W oczach menedżerów: „nawiedzone” koncepcje HR mają się nijak do brutalnej rzeczywistości liczb. HR żyje we własnym świecie. Wprowadzają coraz to nowe systemy, aby udowodnić, że są potrzebni. HR opracowuje też bezsensowne arkusze, które nie pasują do obszarów i nie sprawdzają się w praktyce. Zmusza menedżerów do wypełniania dokumentacji, która nikomu nie jest potrzebna i jeszcze nikt na taki wysłany arkusz np. rozwojowy nigdy nie zareagował. Niejednokrotnie wymaga się znajomości angielskiego od ludzi, którzy nigdy go nie będą używać. Wysyła się ludzi na szkolenia po angielsku, nie sprawdzając, czy władają tym językiem.
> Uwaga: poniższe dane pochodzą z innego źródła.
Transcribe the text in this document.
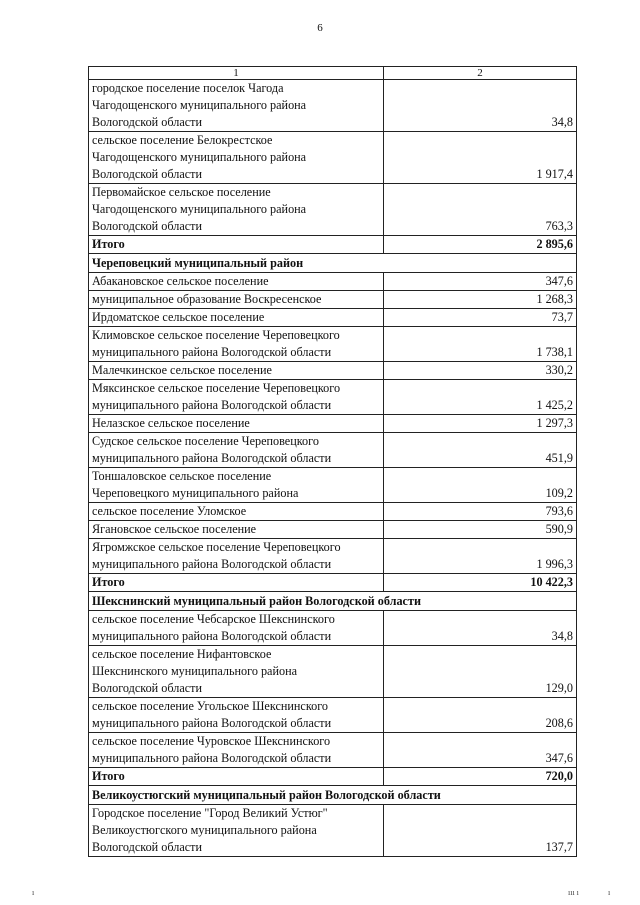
6
1	2

городское поселение поселок Чагода
Чагодощенского муниципального района
Вологодской области	34,8

сельское поселение Белокрестское
Чагодощенского муниципального района
Вологодской области	1 917,4

Первомайское сельское поселение
Чагодощенского муниципального района
Вологодской области	763,3

Итого	2 895,6

Череповецкий муниципальный район	

Абакановское сельское поселение	347,6

муниципальное образование Воскресенское	1 268,3

Ирдоматское сельское поселение	73,7

Климовское сельское поселение Череповецкого
муниципального района Вологодской области	1 738,1

Малечкинское сельское поселение	330,2

Мяксинское сельское поселение Череповецкого
муниципального района Вологодской области	1 425,2

Нелазское сельское поселение	1 297,3

Судское сельское поселение Череповецкого
муниципального района Вологодской области	451,9

Тоншаловское сельское поселение
Череповецкого муниципального района	109,2

сельское поселение Уломское	793,6

Ягановское сельское поселение	590,9

Ягромжское сельское поселение Череповецкого
муниципального района Вологодской области	1 996,3

Итого	10 422,3

Шекснинский муниципальный район Вологодской области	

сельское поселение Чебсарское Шекснинского
муниципального района Вологодской области	34,8

сельское поселение Нифантовское
Шекснинского муниципального района
Вологодской области	129,0

сельское поселение Угольское Шекснинского
муниципального района Вологодской области	208,6

сельское поселение Чуровское Шекснинского
муниципального района Вологодской области	347,6

Итого	720,0

Великоустюгский муниципальный район Вологодской области	

Городское поселение "Город Великий Устюг"
Великоустюгского муниципального района
Вологодской области	137,7
ı	ııı ı	ı
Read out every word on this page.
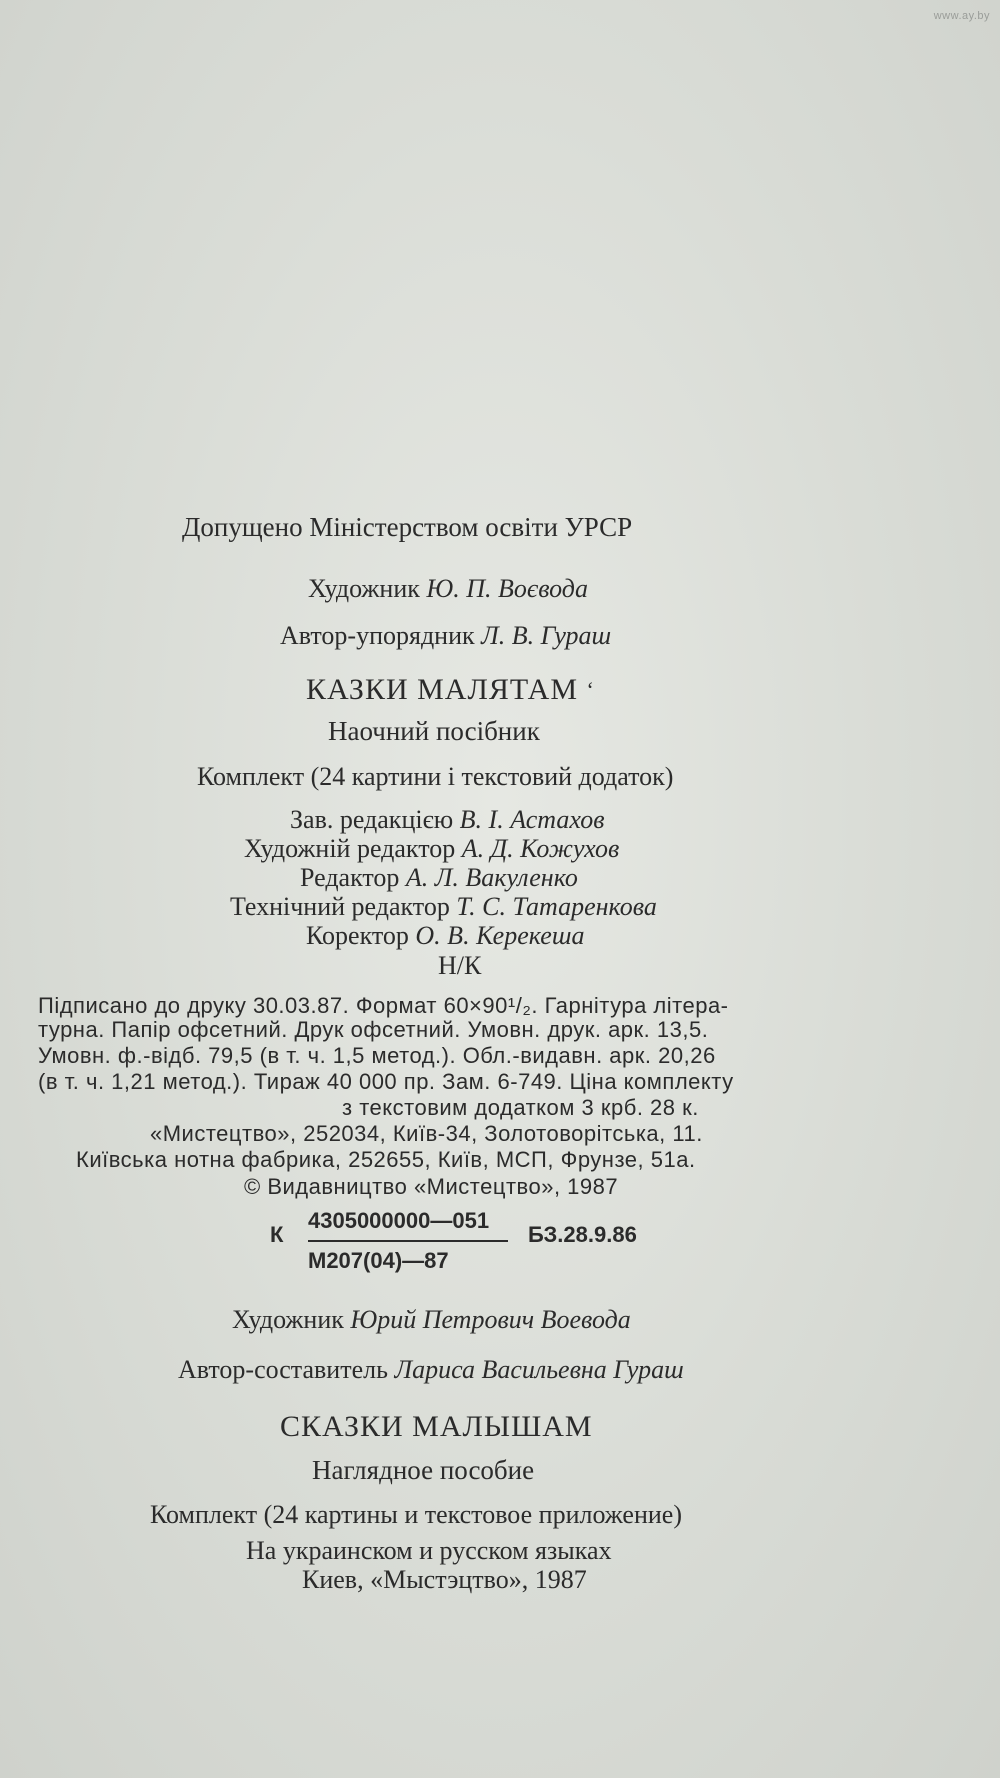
www.ay.by
Допущено Міністерством освіти УРСР
Художник Ю. П. Воєвода
Автор-упорядник Л. В. Гураш
КАЗКИ МАЛЯТАМ ‘
Наочний посібник
Комплект (24 картини і текстовий додаток)
Зав. редакцією В. І. Астахов
Художній редактор А. Д. Кожухов
Редактор А. Л. Вакуленко
Технічний редактор Т. С. Татаренкова
Коректор О. В. Керекеша
Н/К
Підписано до друку 30.03.87. Формат 60×90¹/₂. Гарнітура літера-
турна. Папір офсетний. Друк офсетний. Умовн. друк. арк. 13,5.
Умовн. ф.-відб. 79,5 (в т. ч. 1,5 метод.). Обл.-видавн. арк. 20,26
(в т. ч. 1,21 метод.). Тираж 40 000 пр. Зам. 6-749. Ціна комплекту
з текстовим додатком 3 крб. 28 к.
«Мистецтво», 252034, Київ-34, Золотоворітська, 11.
Київська нотна фабрика, 252655, Київ, МСП, Фрунзе, 51а.
© Видавництво «Мистецтво», 1987
К
4305000000—051
М207(04)—87
БЗ.28.9.86
Художник Юрий Петрович Воевода
Автор-составитель Лариса Васильевна Гураш
СКАЗКИ МАЛЫШАМ
Наглядное пособие
Комплект (24 картины и текстовое приложение)
На украинском и русском языках
Киев, «Мыстэцтво», 1987
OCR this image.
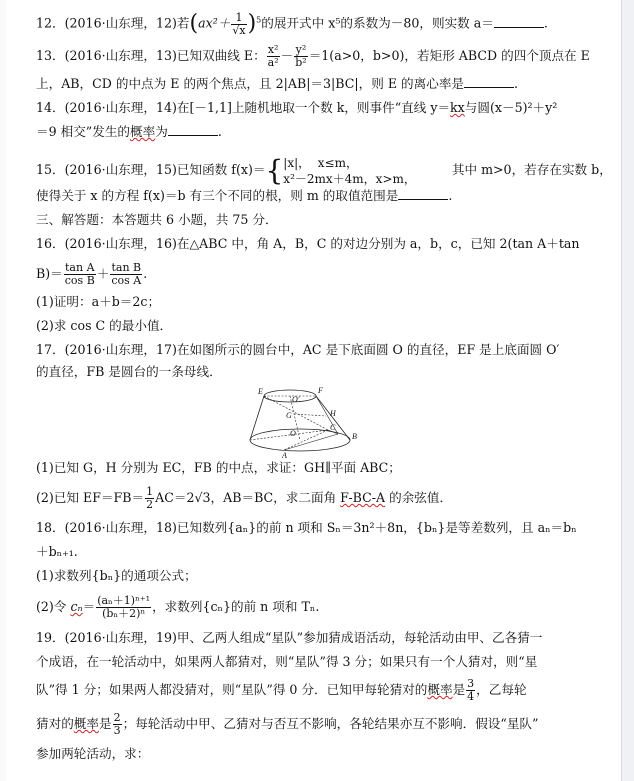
12．(2016·山东理，12)若$(ax^2+ \frac{1}{√x} )^5$的展开式中 x⁵的系数为－80，则实数 a＝	.
13．(2016·山东理，13)已知双曲线 E： $\frac{\text{x²}}{\text{a²}} - \frac{\text{y²}}{\text{b²}} =1(a>0$，b>0)，若矩形 ABCD 的四个顶点在 E
上，AB，CD 的中点为 E 的两个焦点，且 2|AB|＝3|BC|，则 E 的离心率是	.
14．(2016·山东理，14)在[－1,1]上随机地取一个数 k，则事件“直线 y＝kx与圆(x－5)²＋y²
＝9 相交”发生的概率为	.
15．(2016·山东理，15)已知函数 f(x)＝{ |x|，  x≤m，
x²－2mx＋4m，x>m，
其中 m>0，若存在实数 b，
使得关于 x 的方程 f(x)＝b 有三个不同的根，则 m 的取值范围是	.
三、解答题：本答题共 6 小题，共 75 分．
16．(2016·山东理，16)在△ABC 中，角 A，B，C 的对边分别为 a，b，c，已知 2(tan A＋tan
$B)= \frac{\text{tan A}}{\text{cos B}} + \frac{\text{tan B}}{\text{cos A}}$ .
(1)证明：a＋b＝2c；
(2)求 cos C 的最小值．
17．(2016·山东理，17)在如图所示的圆台中，AC 是下底面圆 O 的直径，EF 是上底面圆 O′
的直径，FB 是圆台的一条母线．
E	F
H
G
O′
O
C
B
A
(1)已知 G，H 分别为 EC，FB 的中点，求证：GH∥平面 ABC；
(2)已知 $EF=FB= \frac{1}{2} AC=2√3$，AB＝BC，求二面角 F-BC-A 的余弦值．
18．(2016·山东理，18)已知数列{aₙ}的前 n 项和 Sₙ＝3n²＋8n，{bₙ}是等差数列，且 aₙ＝bₙ
＋bₙ₊₁.
(1)求数列{bₙ}的通项公式；
(2)令 $c_n= \frac{\text{(aₙ＋1)ⁿ⁺¹}}{\text{(bₙ＋2)ⁿ}}$ ，求数列{cₙ}的前 n 项和 Tₙ.
19．(2016·山东理，19)甲、乙两人组成“星队”参加猜成语活动，每轮活动由甲、乙各猜一
个成语，在一轮活动中，如果两人都猜对，则“星队”得 3 分；如果只有一个人猜对，则“星
队”得 1 分；如果两人都没猜对，则“星队”得 0 分．已知甲每轮猜对的概率是 $\frac{3}{4}$ ，乙每轮
猜对的概率是 $\frac{2}{3}$ ；每轮活动中甲、乙猜对与否互不影响，各轮结果亦互不影响．假设“星队”
参加两轮活动，求：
HR proponując, np. okresy rozmów rocznych, nie ma pojęcia o rzeczywistych działaniach w organizacji (nie liczy się z tym, że np. przy dużej liczbie raportujących osób i pracując na 3 zmiany, nie ma możliwości przeprowadzić rozmowy w wyznaczonym terminie). Przecież najważniejsza jest praca dla klienta i z ludźmi. HR wysyła zaproszenia na tysiące spotkań i informacje, których nie ma kiedy czytać. Sto dziesiąty raz opowiada o informacji zwrotnej, która nie sprawdza się w praktyce. Ogólny odbiór: propozycje HR nie są dopasowane do działań HR.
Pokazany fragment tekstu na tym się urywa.